The Fed has a dual mandate (thanks to Congress and its Humphrey–Hawkins Full Employment Act of 1978) of fostering economic conditions that achieve both stable prices and maximum sustainable employment. This is a big mission creep — trying to control inflation while controlling unemployment. The Fed has set the target rate for CORE inflation at 2%.

Thanks to The Fed’s massive money printing to counter the Covid outbreak we see core inflation at 3%. Ordinarily, this would result in The Fed Board of Governors (BOG) to raise their Fed Funds Target rate and reduce their asset purchases of Treasuries and Agency mortgage-backed securities (MBS).

But The Fed claims that inflation is “transitory” and isn’t raising rates. Rather, The Fed Funds Target Rate remains at 0.25% while The Fed’s Balance Sheet and M2 Money Stock are at historic highs. Notice that following the financial crisis and housing bubble that help create The Great Recession of 2007-2009 The Fed kept is foot on the monetary accelerator, slowed it down briefly under Yellen, then slammed down on the pedal under Powell (as a result of Covid outbreak in March 2020). Despite the economy growing after 2009, The Fed shifted its focus to asset bubble creation. This implies that the economy never really improved under President Obama. Yellen started easing off the pedal when Trump was elected (see portion of the chart where the target rate is rising and the balance sheet is declining). Again, that stopped with Covid in March 2020.

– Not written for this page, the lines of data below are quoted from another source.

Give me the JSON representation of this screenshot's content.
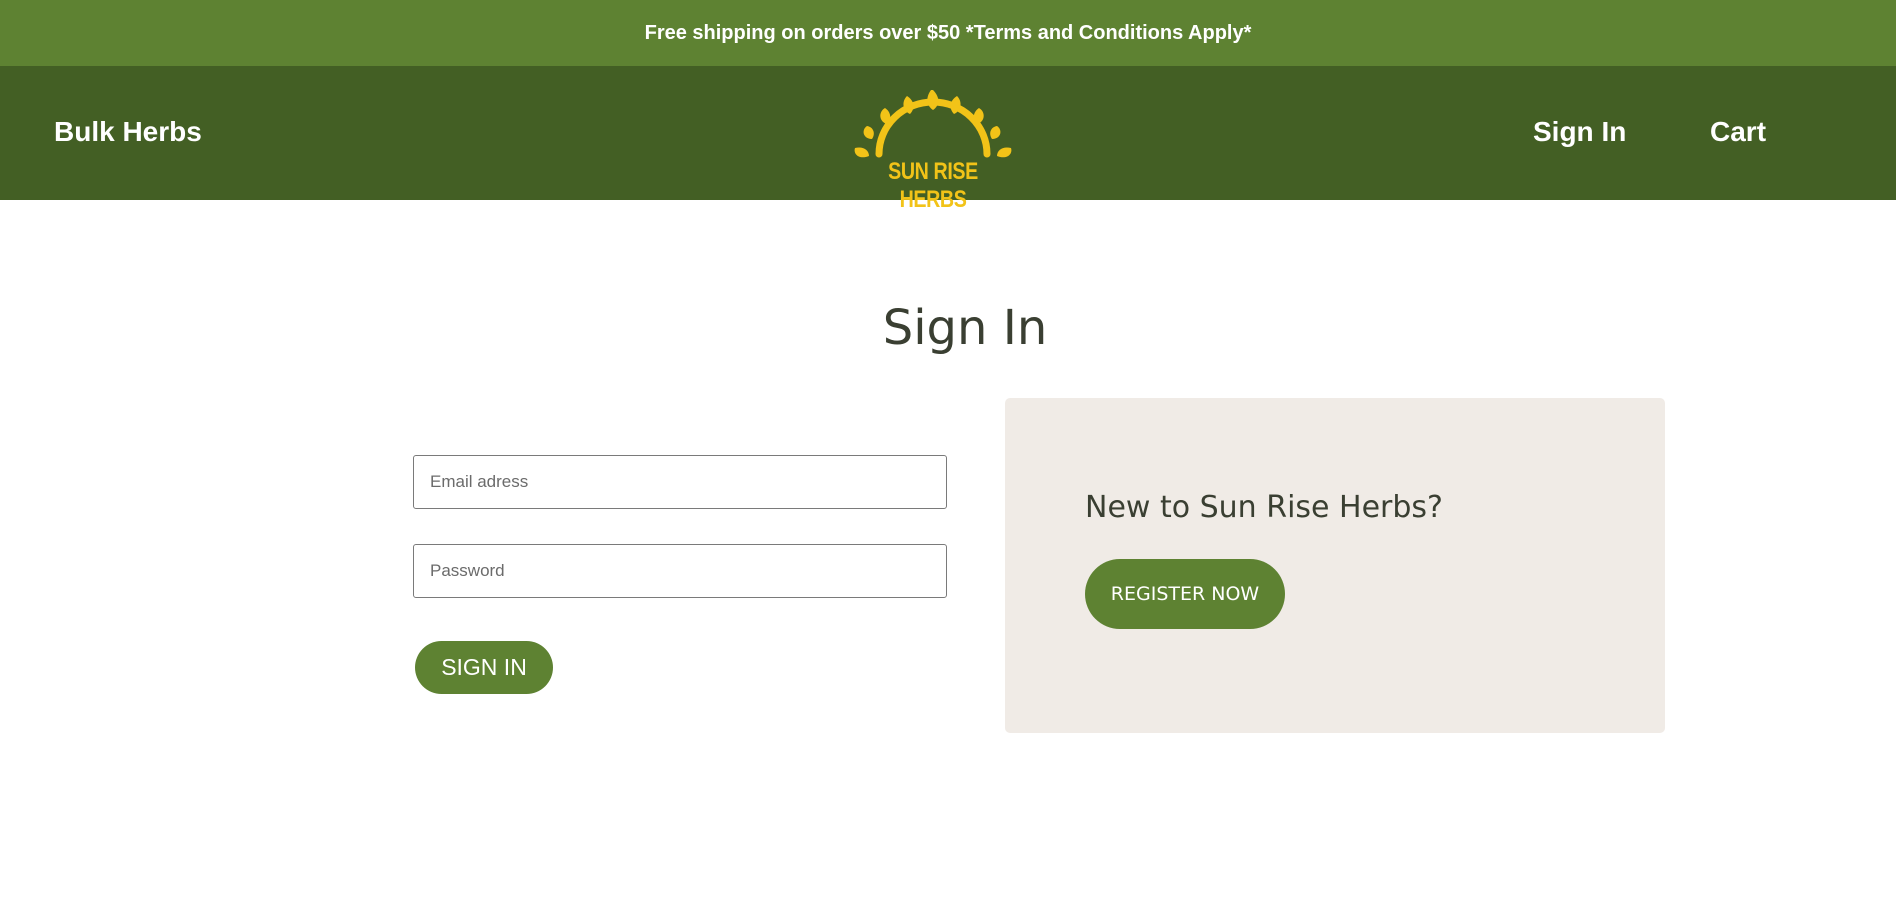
{
  "promo": {
    "text": "Free shipping on orders over $50 *Terms and Conditions Apply*"
  },
  "header": {
    "nav_left_label": "Bulk Herbs",
    "logo_text": "SUN RISE HERBS",
    "signin_label": "Sign In",
    "cart_label": "Cart"
  },
  "main": {
    "title": "Sign In",
    "form": {
      "email_placeholder": "Email adress",
      "email_value": "",
      "password_placeholder": "Password",
      "password_value": "",
      "submit_label": "SIGN IN"
    },
    "register": {
      "heading": "New to Sun Rise Herbs?",
      "button_label": "REGISTER NOW"
    }
  },
  "colors": {
    "promo_bar": "#5e8232",
    "header": "#435f24",
    "logo": "#f2c318",
    "button": "#5e8232",
    "panel": "#f0ebe6",
    "heading_text": "#3a3f32"
  }
}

With the economy growing at 6.4% QoQ and U-3 unemployment down to 6.2%, it seems a logical time to cool off the economy. But as comedian John Belushi would say, “But nooooo!”

As an example of mission creep is The Taylor Rule. If we use the Rudebusch Model, The Fed should be raising its target rate to 4.79% compared to the current target rate of 0.25%.

While one may quibble with the estimation of the Taylor Rule, we can all agree that home prices, commodity prices, S&P500 reported earnings, etc. are skyrocketing.